O’Gara noted that “a little bit of self-awareness” should go into applying dye or makeup in haste. “If you run hot, or sweat profusely, you need to exercise caution. If you’re nervous, you’ll sweat more in situations like that. Quick fixes are great for photographs and things like that, but not if you’re about to speak to the press about a controversial topic.” She paused: “I’m trying so hard to be neutral here.”

Giuliani isn’t the first Trump official to appear on television with seriously weird hair. There is Trump himself, of course, and the mystery of whatever strange marmalade-colored thatch, or temperamental endangered species, has crowned his head for so many years. There is Stephen Miller, whose reputation for policy cruelty was—for one day at least—overshadowed in 2018 by the alleged spray-on hair he sported on an edition of Face the Nation. “It’s supposed to make thinning hair like his look less sparse, but I don’t think it ever looks natural,” said O’Gara. “My opinion is that you should embrace what is going on and make that look its best instead of trying to cover it up in artificial ways.”

All the hair-based dysfunction of this administration can be teased back to Trump. “I feel his existing hairstyle has been his hairstyle his entire life,” said O’Gara. “It’s always been about him clinging to his glory days and feeling like he’s the most powerful, rich man on top of the world. That doesn’t seem to change, despite any kind of defeat. That hairstyle is indicative of his personality, his narcissism and never changing.”

O’Gara suspects Trump wears a hairpiece, as well as a heavily sprayed combover. “Video of his hair blowing like the hood of a car is extremely vindicating for hairdressers,” she said. “We knew he was bald under there. There you go. He’s just brushing it over, shellacking it, and just hoping for the best.”

Fleischman points to noted silver foxes like George Clooney and Sean Connery (RIP), as examples of powerful Hollywood stars who have embraced gray, rather than dye-jobs. Trump, she says, will never embrace his gray (even if he has looked more silvery of late).

“He would look better if he did let it go gray and have a more appropriate haircut, and he would look better if he didn’t spray tan himself, and if he wasn’t orange. But it won’t happen. He hasn’t changed his hair, no matter how much fun is made of it or how much the wind fucks it up. This is his look. That’s why everyone can play him at Halloween. He’s like a guy in costume.”

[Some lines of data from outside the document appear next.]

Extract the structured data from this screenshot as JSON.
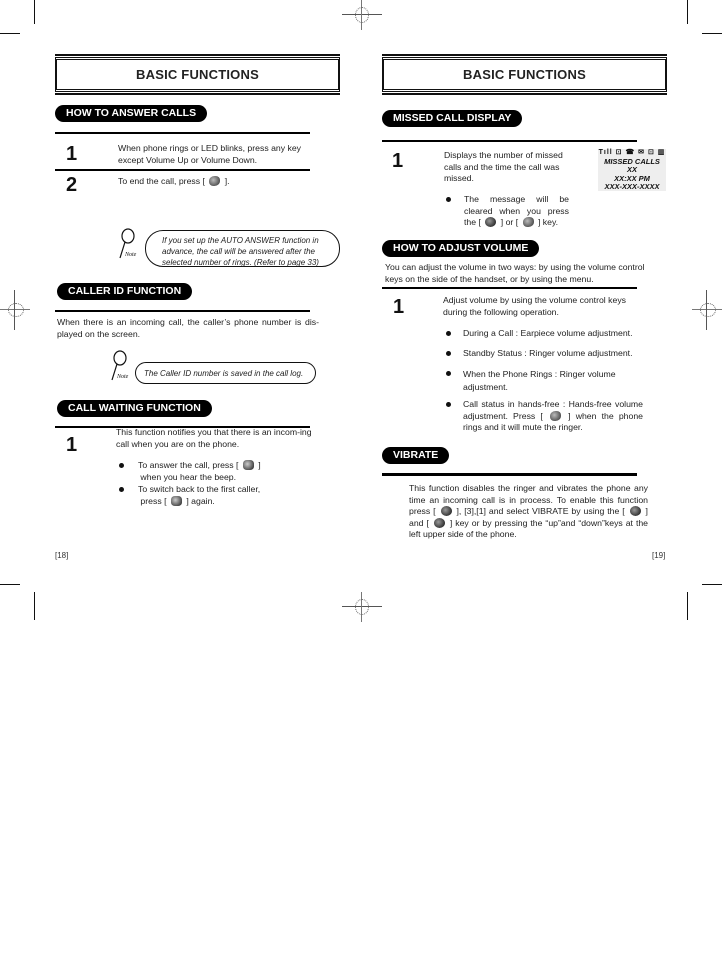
{
  "left_page": {
    "header": "BASIC FUNCTIONS",
    "page_number": "[18]",
    "answer_calls": {
      "title": "HOW TO ANSWER CALLS",
      "steps": [
        {
          "num": "1",
          "text": "When phone rings or LED blinks, press any key except Volume Up or Volume Down."
        },
        {
          "num": "2",
          "text_before": "To end the call, press [",
          "text_after": "]."
        }
      ],
      "note_label": "Note",
      "note": "If you set up the AUTO ANSWER function in advance, the call will be answered after the selected number of rings. (Refer to page 33)"
    },
    "caller_id": {
      "title": "CALLER ID FUNCTION",
      "text": "When there is an incoming call, the caller’s phone number is dis-played on the screen.",
      "note_label": "Note",
      "note": "The Caller ID number is saved in the call log."
    },
    "call_waiting": {
      "title": "CALL WAITING FUNCTION",
      "step_num": "1",
      "text": "This function notifies you that  there is an incom-ing call when you are on the phone.",
      "bullets": [
        {
          "before": "To answer the call, press [",
          "after": "]",
          "line2": "when you hear the beep."
        },
        {
          "before": "To switch back to the first caller,",
          "line2_before": "press [",
          "line2_after": "] again."
        }
      ]
    }
  },
  "right_page": {
    "header": "BASIC FUNCTIONS",
    "page_number": "[19]",
    "missed_call": {
      "title": "MISSED CALL DISPLAY",
      "step_num": "1",
      "text": "Displays the number of missed calls and the time the call was missed.",
      "bullet_before": "The message will be cleared when you press the [",
      "bullet_mid": "] or [",
      "bullet_after": "] key.",
      "lcd": {
        "status_icons": "Tıll ⊡ ☎  ✉ ⊡ ▥",
        "lines": [
          "MISSED CALLS",
          "XX",
          "XX:XX PM",
          "XXX-XXX-XXXX"
        ]
      }
    },
    "volume": {
      "title": "HOW TO ADJUST VOLUME",
      "intro": "You can adjust the volume in two ways:  by using the volume control keys on the side of the handset, or by using the menu.",
      "step_num": "1",
      "step_text": "Adjust volume by using the volume control keys during the following operation.",
      "bullets": [
        "During a Call : Earpiece volume adjustment.",
        "Standby Status : Ringer volume adjustment.",
        "When the Phone Rings : Ringer volume adjustment."
      ],
      "last_bullet_before": "Call status in hands-free : Hands-free volume adjustment. Press  [",
      "last_bullet_after": "]  when the phone rings and it will mute the ringer."
    },
    "vibrate": {
      "title": "VIBRATE",
      "text_a": "This function disables the ringer and vibrates the phone any time an incoming call is in process. To enable this function press [",
      "text_b": "], [3],[1] and select VIBRATE by using the  [",
      "text_c": "] and  [",
      "text_d": "] key  or by pressing the “up”and “down”keys at the left upper side of the phone."
    }
  }
}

You sense that Giuliani would benefit from a talking-to from Fleischman. She is tough on her business-titan clients.

“When they first come in, they will say they have not been dyeing their hair. But I always call them out on their bullshit.” She uses a scissor and comb with all of them; there are no undercuts or fades. “We do classic haircuts. Sometimes it takes some time to get through to them. I’ve seen dirty blond dyes that fade to purple and green, and some men try to have the same color as they had when they were 16. It always ends up looking like they have shoe polish on their heads. When they let their hair go silver and get a proper haircut, they get compliments. I ask them if they ever got compliments when they were dyeing their hair and the answer is always ‘No.’”

O’Gara’s male clientele are not generally looking to conceal gray hair, she said. With shorter hair, a dye job can look too obviously “boot polish” or inky in hue. Men, she said, are combing in dyes subtly, diffusing the gray without obliterating it completely. “In terms of a paint, think watercolor versus something heavy and opaque,” O’Gara said.

There has also been an uptick in male clients bleaching their hair, noted O’Gara, going silver blond “just for kicks and the hell of it. It’s not about covering the gray but breaking the norm and doing something a little wild.” (Which sounds very on-brand for Giuliani right now.)

O’Gara knows exactly what Giuliani should do next, at least when it comes to his hair. “I would say in 2020 there are lots of things that have happened that we are not normally accepting of, so let your grays fly, Rudy.”